Programmvorstellung: Truecrypt

Hi

Heute stelle ich mal ein Programm für alle Paranoiden und Sicherheitsbewussten vor: Truecrypt!

Truecrypt ist ein Programm mit dem Festplatten, USB-Sticks und einzelne Partitionen, aber auch sogenannte Truecrypt-Container anlegen und verschlüsseln. Man kann zwischen verschiedenen Verschlüsselungs-Algorithen wählen, die alle noch nicht geknackt worden sind. Mit einem ausreichend komplexen Passwort sind die Daten also perfekt gegen unerwünschten Zugriff gesichert. Truecrypt gibt es für Linux, Windows und MAC, man kann also seine verschlüsselten Datenträger auf jeden System benutzen.

Als erstes muss man die Software Truecrypt herrunterladen. Das geschiegt mit einem etwas merkwürdigen Installer. man läd sich ein tar-Archiv herunter, in der eine endungslose Datei ist, die man dann ausfüht. Dabei wird ein .deb-Paket entpackt, das man dann installieren kann.

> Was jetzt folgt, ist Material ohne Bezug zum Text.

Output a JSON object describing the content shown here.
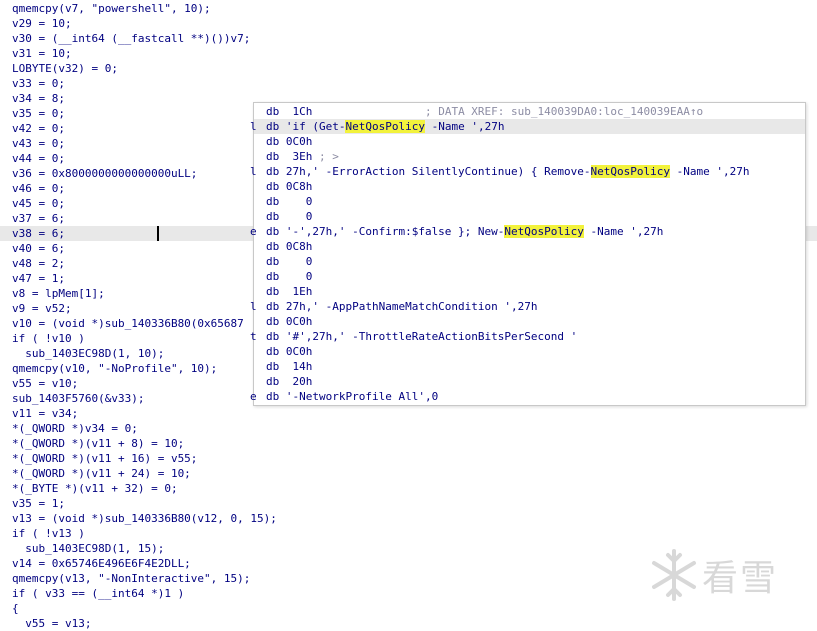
{
  "code_lines": [
    "qmemcpy(v7, \"powershell\", 10);",
    "v29 = 10;",
    "v30 = (__int64 (__fastcall **)())v7;",
    "v31 = 10;",
    "LOBYTE(v32) = 0;",
    "v33 = 0;",
    "v34 = 8;",
    "v35 = 0;",
    "v42 = 0;",
    "v43 = 0;",
    "v44 = 0;",
    "v36 = 0x8000000000000000uLL;",
    "v46 = 0;",
    "v45 = 0;",
    "v37 = 6;",
    "v38 = 6;",
    "v40 = 6;",
    "v48 = 2;",
    "v47 = 1;",
    "v8 = lpMem[1];",
    "v9 = v52;",
    "v10 = (void *)sub_140336B80(0x65687",
    "if ( !v10 )",
    "  sub_1403EC98D(1, 10);",
    "qmemcpy(v10, \"-NoProfile\", 10);",
    "v55 = v10;",
    "sub_1403F5760(&v33);",
    "v11 = v34;",
    "*(_QWORD *)v34 = 0;",
    "*(_QWORD *)(v11 + 8) = 10;",
    "*(_QWORD *)(v11 + 16) = v55;",
    "*(_QWORD *)(v11 + 24) = 10;",
    "*(_BYTE *)(v11 + 32) = 0;",
    "v35 = 1;",
    "v13 = (void *)sub_140336B80(v12, 0, 15);",
    "if ( !v13 )",
    "  sub_1403EC98D(1, 15);",
    "v14 = 0x65746E496E6F4E2DLL;",
    "qmemcpy(v13, \"-NonInteractive\", 15);",
    "if ( v33 == (__int64 *)1 )",
    "{",
    "  v55 = v13;"
  ],
  "popup": {
    "lines": [
      {
        "prefix": "",
        "a": "db  1Ch                 ",
        "b": "; DATA XREF: sub_140039DA0:loc_140039EAA↑o",
        "c": ""
      },
      {
        "prefix": "l",
        "a": "db 'if (Get-",
        "b": "NetQosPolicy",
        "c": " -Name ',27h"
      },
      {
        "prefix": "",
        "a": "db 0C0h",
        "b": "",
        "c": ""
      },
      {
        "prefix": "",
        "a": "db  3Eh ",
        "b": "; >",
        "c": ""
      },
      {
        "prefix": "l",
        "a": "db 27h,' -ErrorAction SilentlyContinue) { Remove-",
        "b": "NetQosPolicy",
        "c": " -Name ',27h"
      },
      {
        "prefix": "",
        "a": "db 0C8h",
        "b": "",
        "c": ""
      },
      {
        "prefix": "",
        "a": "db    0",
        "b": "",
        "c": ""
      },
      {
        "prefix": "",
        "a": "db    0",
        "b": "",
        "c": ""
      },
      {
        "prefix": "e",
        "a": "db '-',27h,' -Confirm:$false }; New-",
        "b": "NetQosPolicy",
        "c": " -Name ',27h"
      },
      {
        "prefix": "",
        "a": "db 0C8h",
        "b": "",
        "c": ""
      },
      {
        "prefix": "",
        "a": "db    0",
        "b": "",
        "c": ""
      },
      {
        "prefix": "",
        "a": "db    0",
        "b": "",
        "c": ""
      },
      {
        "prefix": "",
        "a": "db  1Eh",
        "b": "",
        "c": ""
      },
      {
        "prefix": "l",
        "a": "db 27h,' -AppPathNameMatchCondition ',27h",
        "b": "",
        "c": ""
      },
      {
        "prefix": "",
        "a": "db 0C0h",
        "b": "",
        "c": ""
      },
      {
        "prefix": "t",
        "a": "db '#',27h,' -ThrottleRateActionBitsPerSecond '",
        "b": "",
        "c": ""
      },
      {
        "prefix": "",
        "a": "db 0C0h",
        "b": "",
        "c": ""
      },
      {
        "prefix": "",
        "a": "db  14h",
        "b": "",
        "c": ""
      },
      {
        "prefix": "",
        "a": "db  20h",
        "b": "",
        "c": ""
      },
      {
        "prefix": "e",
        "a": "db '-NetworkProfile All',0",
        "b": "",
        "c": ""
      }
    ],
    "selected_index": 1
  },
  "highlighted_code_line": 15,
  "watermark": {
    "text": "看雪",
    "icon": "snowflake-icon"
  },
  "colors": {
    "code_text": "#000080",
    "highlight_yellow": "#f2f23c",
    "comment_gray": "#8d8da4",
    "selected_line_bg": "#e8e8e8"
  }
}
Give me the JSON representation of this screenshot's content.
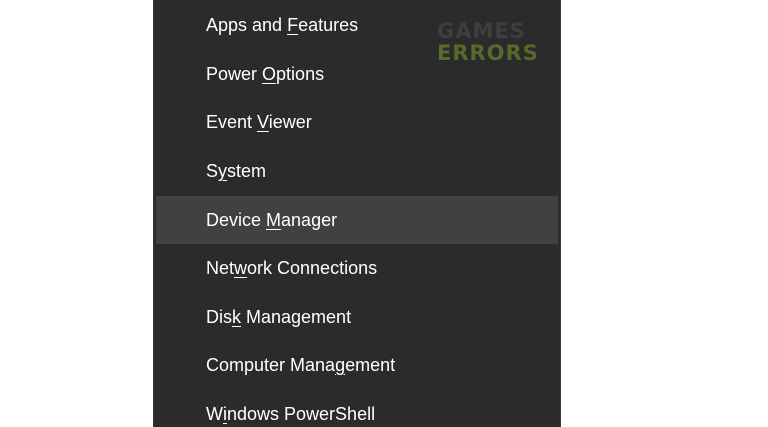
{
  "menu": {
    "items": [
      {
        "pre": "Apps and ",
        "key": "F",
        "post": "eatures"
      },
      {
        "pre": "Power ",
        "key": "O",
        "post": "ptions"
      },
      {
        "pre": "Event ",
        "key": "V",
        "post": "iewer"
      },
      {
        "pre": "S",
        "key": "y",
        "post": "stem"
      },
      {
        "pre": "Device ",
        "key": "M",
        "post": "anager"
      },
      {
        "pre": "Net",
        "key": "w",
        "post": "ork Connections"
      },
      {
        "pre": "Dis",
        "key": "k",
        "post": " Management"
      },
      {
        "pre": "Computer Mana",
        "key": "g",
        "post": "ement"
      },
      {
        "pre": "W",
        "key": "i",
        "post": "ndows PowerShell"
      }
    ],
    "hovered_item": "Device Manager"
  },
  "watermark": {
    "line1": "GAMES",
    "line2": "ERRORS"
  },
  "colors": {
    "menu_background": "#2b2b2b",
    "hover_background": "#414141",
    "menu_text": "#ffffff",
    "watermark_games": "#3e3e3e",
    "watermark_errors": "#566a2c"
  }
}
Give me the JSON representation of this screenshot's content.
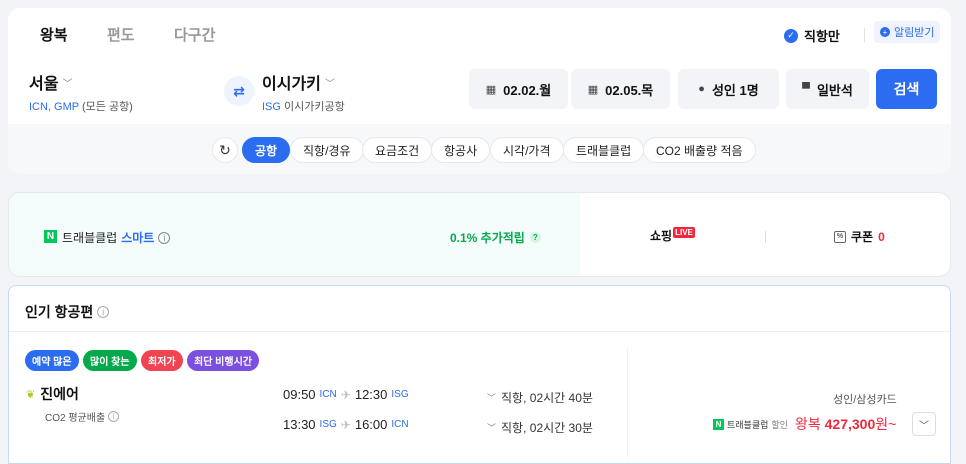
{
  "tabs": [
    {
      "label": "왕복",
      "active": true
    },
    {
      "label": "편도",
      "active": false
    },
    {
      "label": "다구간",
      "active": false
    }
  ],
  "direct_only": {
    "label": "직항만",
    "checked": true
  },
  "alert_button": {
    "label": "알림받기"
  },
  "origin": {
    "city": "서울",
    "codes": "ICN, GMP",
    "desc": "(모든 공항)"
  },
  "destination": {
    "city": "이시가키",
    "code": "ISG",
    "desc": "이시가키공항"
  },
  "depart_date": "02.02.월",
  "return_date": "02.05.목",
  "passengers": "성인 1명",
  "seat_class": "일반석",
  "search_label": "검색",
  "filters": [
    {
      "label": "공항",
      "active": true
    },
    {
      "label": "직항/경유",
      "active": false
    },
    {
      "label": "요금조건",
      "active": false
    },
    {
      "label": "항공사",
      "active": false
    },
    {
      "label": "시각/가격",
      "active": false
    },
    {
      "label": "트래블클럽",
      "active": false
    },
    {
      "label": "CO2 배출량 적음",
      "active": false
    }
  ],
  "promo": {
    "n_badge": "N",
    "travel_club": "트래블클럽",
    "smart": "스마트",
    "points": "0.1% 추가적립",
    "shopping": "쇼핑",
    "live": "LIVE",
    "coupon": "쿠폰",
    "coupon_count": "0"
  },
  "popular": {
    "title": "인기 항공편",
    "tags": [
      {
        "label": "예약 많은",
        "color": "#2b6cf0"
      },
      {
        "label": "많이 찾는",
        "color": "#03a94c"
      },
      {
        "label": "최저가",
        "color": "#f04452"
      },
      {
        "label": "최단 비행시간",
        "color": "#7b4fe0"
      }
    ],
    "airline": "진에어",
    "co2": "CO2 평균배출",
    "legs": [
      {
        "dep_time": "09:50",
        "dep_code": "ICN",
        "arr_time": "12:30",
        "arr_code": "ISG",
        "duration": "직항, 02시간 40분"
      },
      {
        "dep_time": "13:30",
        "dep_code": "ISG",
        "arr_time": "16:00",
        "arr_code": "ICN",
        "duration": "직항, 02시간 30분"
      }
    ],
    "card_label": "성인/삼성카드",
    "discount_club": "트래블클럽",
    "discount_label": "할인",
    "price_prefix": "왕복",
    "price": "427,300",
    "price_suffix": "원~"
  }
}
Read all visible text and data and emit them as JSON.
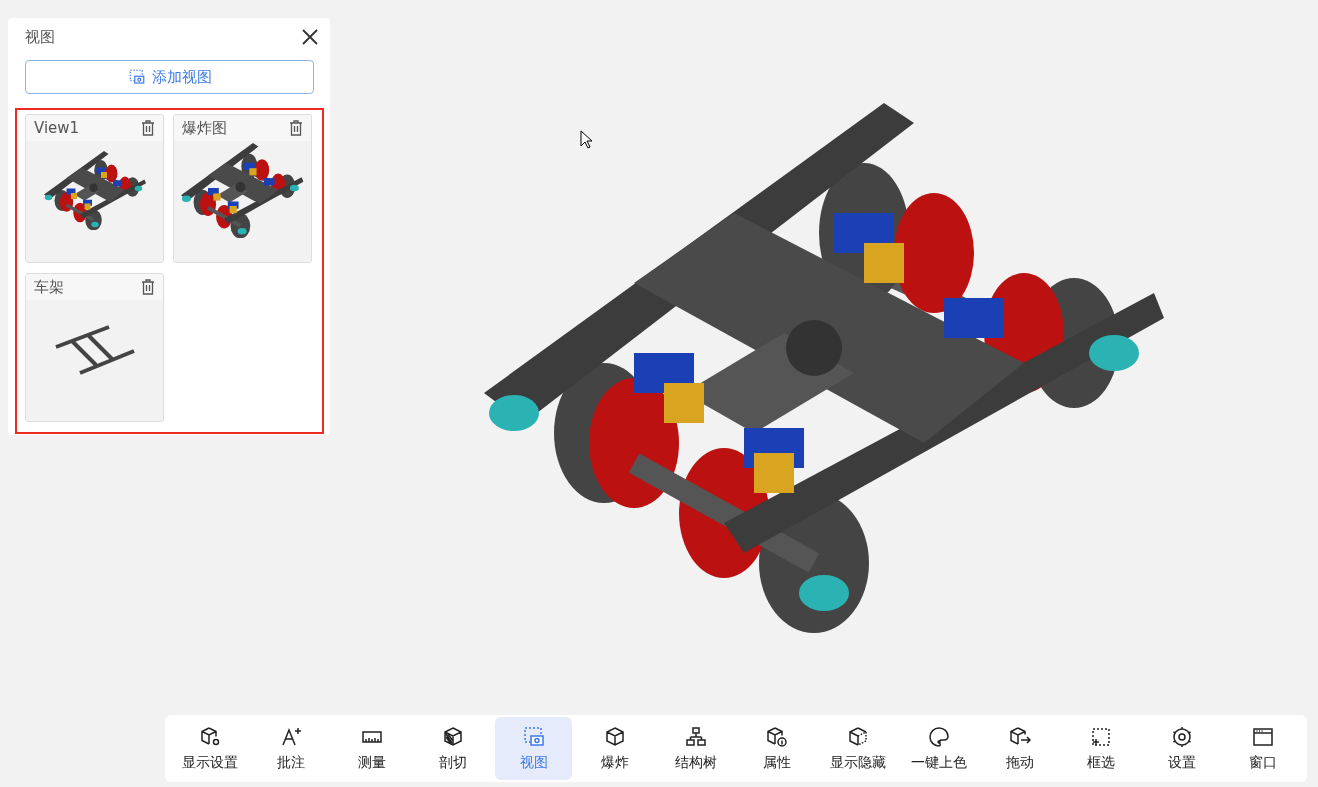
{
  "panel": {
    "title": "视图",
    "add_button": "添加视图",
    "views": [
      {
        "title": "View1"
      },
      {
        "title": "爆炸图"
      },
      {
        "title": "车架"
      }
    ]
  },
  "toolbar": [
    {
      "label": "显示设置",
      "selected": false
    },
    {
      "label": "批注",
      "selected": false
    },
    {
      "label": "测量",
      "selected": false
    },
    {
      "label": "剖切",
      "selected": false
    },
    {
      "label": "视图",
      "selected": true
    },
    {
      "label": "爆炸",
      "selected": false
    },
    {
      "label": "结构树",
      "selected": false
    },
    {
      "label": "属性",
      "selected": false
    },
    {
      "label": "显示隐藏",
      "selected": false
    },
    {
      "label": "一键上色",
      "selected": false
    },
    {
      "label": "拖动",
      "selected": false
    },
    {
      "label": "框选",
      "selected": false
    },
    {
      "label": "设置",
      "selected": false
    },
    {
      "label": "窗口",
      "selected": false
    }
  ]
}
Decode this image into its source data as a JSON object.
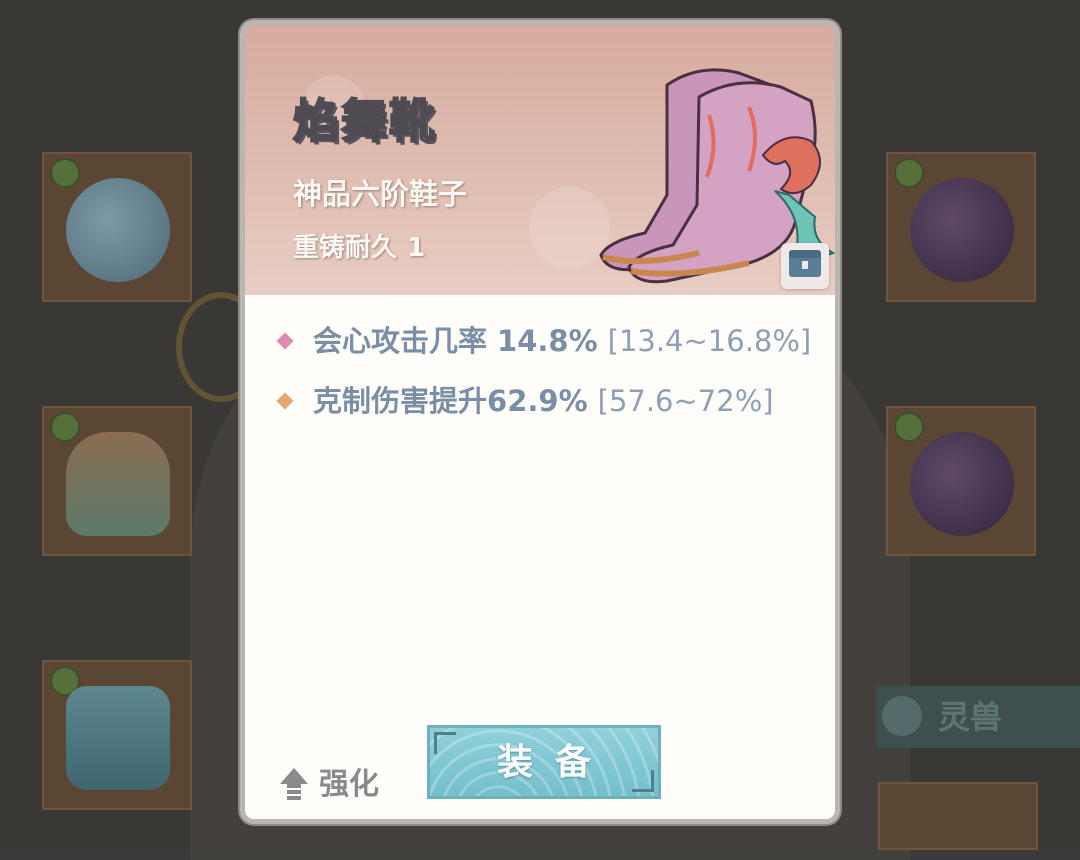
{
  "item": {
    "name": "焰舞靴",
    "grade": "神品六阶鞋子",
    "durability_label": "重铸耐久",
    "durability_value": "1"
  },
  "stats": [
    {
      "label": "会心攻击几率",
      "value": "14.8%",
      "range": "[13.4~16.8%]",
      "color": "#e08aae"
    },
    {
      "label": "克制伤害提升",
      "value": "62.9%",
      "range": "[57.6~72%]",
      "color": "#e2a770"
    }
  ],
  "actions": {
    "upgrade_label": "强化",
    "equip_label": "装备"
  },
  "background": {
    "spirit_tab_label": "灵兽"
  },
  "colors": {
    "stat_text": "#7a8ea6",
    "equip_button": "#8fd0da",
    "header": "#d6ab9e"
  },
  "icons": [
    "chest-icon",
    "upgrade-arrow-icon",
    "item-boots-icon"
  ]
}
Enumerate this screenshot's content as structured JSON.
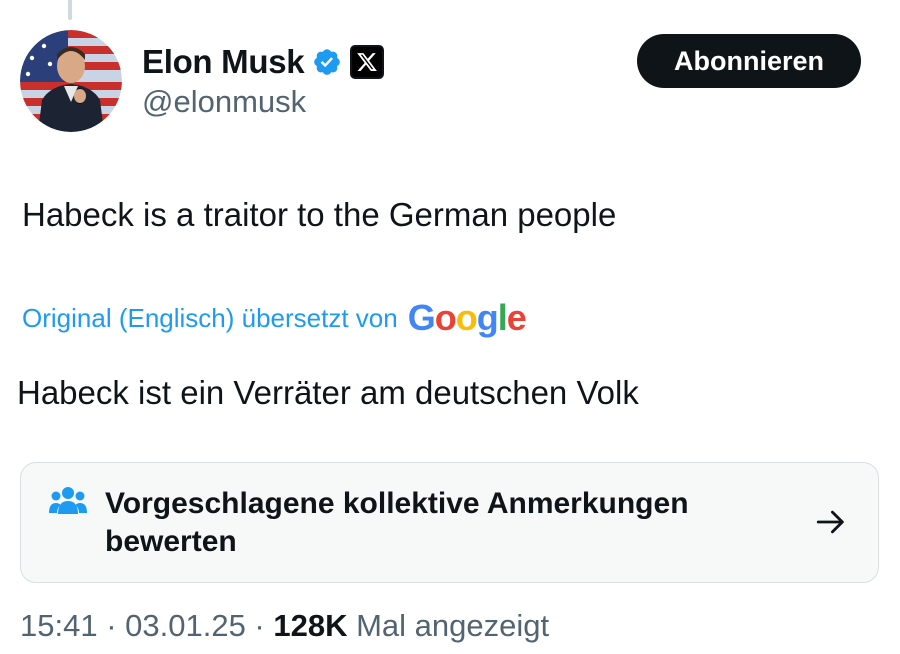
{
  "author": {
    "display_name": "Elon Musk",
    "handle": "@elonmusk",
    "verified": true,
    "affiliate_badge": "x-logo-icon"
  },
  "follow_button": {
    "label": "Abonnieren"
  },
  "tweet": {
    "text": "Habeck is a traitor to the German people"
  },
  "translation": {
    "label": "Original (Englisch) übersetzt von",
    "provider": "Google",
    "provider_colors": [
      "#4285F4",
      "#EA4335",
      "#FBBC05",
      "#4285F4",
      "#34A853",
      "#EA4335"
    ],
    "text": "Habeck ist ein Verräter am deutschen Volk"
  },
  "community_notes": {
    "label": "Vorgeschlagene kollektive Anmerkungen bewerten",
    "icon": "people-icon",
    "arrow_icon": "arrow-right-icon"
  },
  "meta": {
    "time": "15:41",
    "separator": " · ",
    "date": "03.01.25",
    "views_count": "128K",
    "views_label": "Mal angezeigt"
  },
  "colors": {
    "link_blue": "#1d9bf0",
    "secondary_text": "#536471",
    "primary_text": "#0f1419",
    "verified_blue": "#1d9bf0"
  }
}
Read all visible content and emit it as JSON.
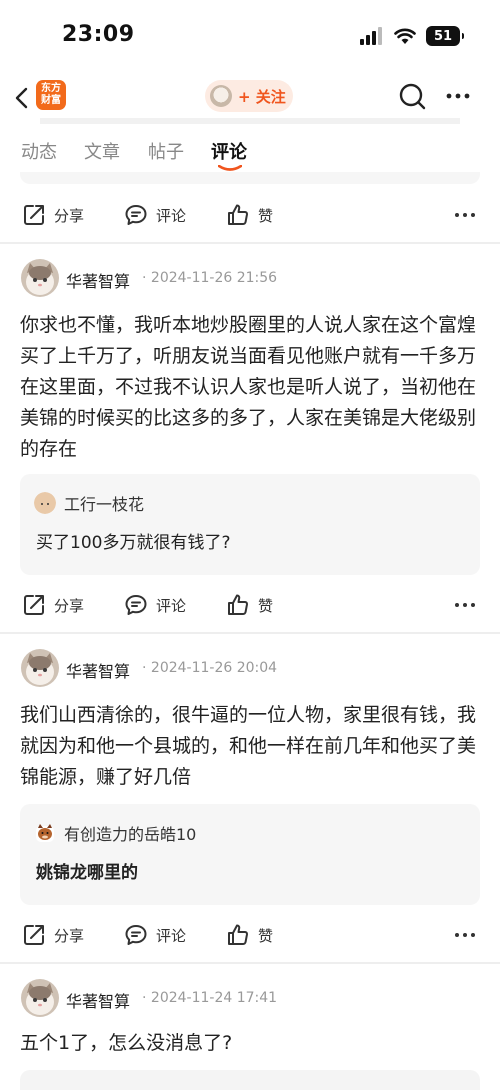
{
  "status_bar": {
    "time": "23:09",
    "battery": "51"
  },
  "nav": {
    "logo_line1": "东方",
    "logo_line2": "财富",
    "follow_label": "+ 关注",
    "colors": {
      "accent": "#f0551e",
      "logo": "#f26a1b",
      "pill_bg": "#fdebe2"
    }
  },
  "tabs": [
    {
      "label": "动态"
    },
    {
      "label": "文章"
    },
    {
      "label": "帖子"
    },
    {
      "label": "评论",
      "active": true
    }
  ],
  "actions": {
    "share": "分享",
    "comment": "评论",
    "like": "赞"
  },
  "posts": [
    {
      "username": "华著智算",
      "timestamp": "2024-11-26 21:56",
      "body": "你求也不懂，我听本地炒股圈里的人说人家在这个富煌买了上千万了，听朋友说当面看见他账户就有一千多万在这里面，不过我不认识人家也是听人说了，当初他在美锦的时候买的比这多的多了，人家在美锦是大佬级别的存在",
      "quote": {
        "user": "工行一枝花",
        "text": "买了100多万就很有钱了?"
      }
    },
    {
      "username": "华著智算",
      "timestamp": "2024-11-26 20:04",
      "body": "我们山西清徐的，很牛逼的一位人物，家里很有钱，我就因为和他一个县城的，和他一样在前几年和他买了美锦能源，赚了好几倍",
      "quote": {
        "user": "有创造力的岳皓10",
        "text": "姚锦龙哪里的"
      }
    },
    {
      "username": "华著智算",
      "timestamp": "2024-11-24 17:41",
      "body": "五个1了，怎么没消息了?"
    }
  ]
}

Danach kann man Truecrypt starten, und beispielsweise einen Truecrypt-Container erstellen.

Truecrypt

Dafür geht man auf Create Volume. Dann wird man gefragt, ob man einen Container erstellen, oder eine Festplatte/Partition verschlüsseln will. Anschließend wird man gefragt, ob man ein Standard oder ein Hidden-Volume erstellen will. Wir nehmen das Standard-Volume und fahren fort. Jetzt muss man den Ort des Containers angeben. Um es auf den Desktop zu erstellen geben wir als Pfad ~/Desktop/Container.tc ein. Die Endung .tc ist nicht nötig, allerdings sieht man dann gleich, dass es sich bei der Datei um einen Verschlüsselten Container handelt. Jetzt kommen wir zur Wahl des Verschlüsselungs-Algorithmus. Hier haben wir die Wahl zwischen AES, Twofish und Serpent und Kombination aus den dreien. Sicher sind alle drei, Kombinationen aus den verschiedenen Algorithmen sind natürlich sicherer. Ich nehm immer AES-Twofish-Serpent 😉 Nun muss man noch die Größe bestimmen. Diese kann man zwischen einigen KB und vielen GB variieren.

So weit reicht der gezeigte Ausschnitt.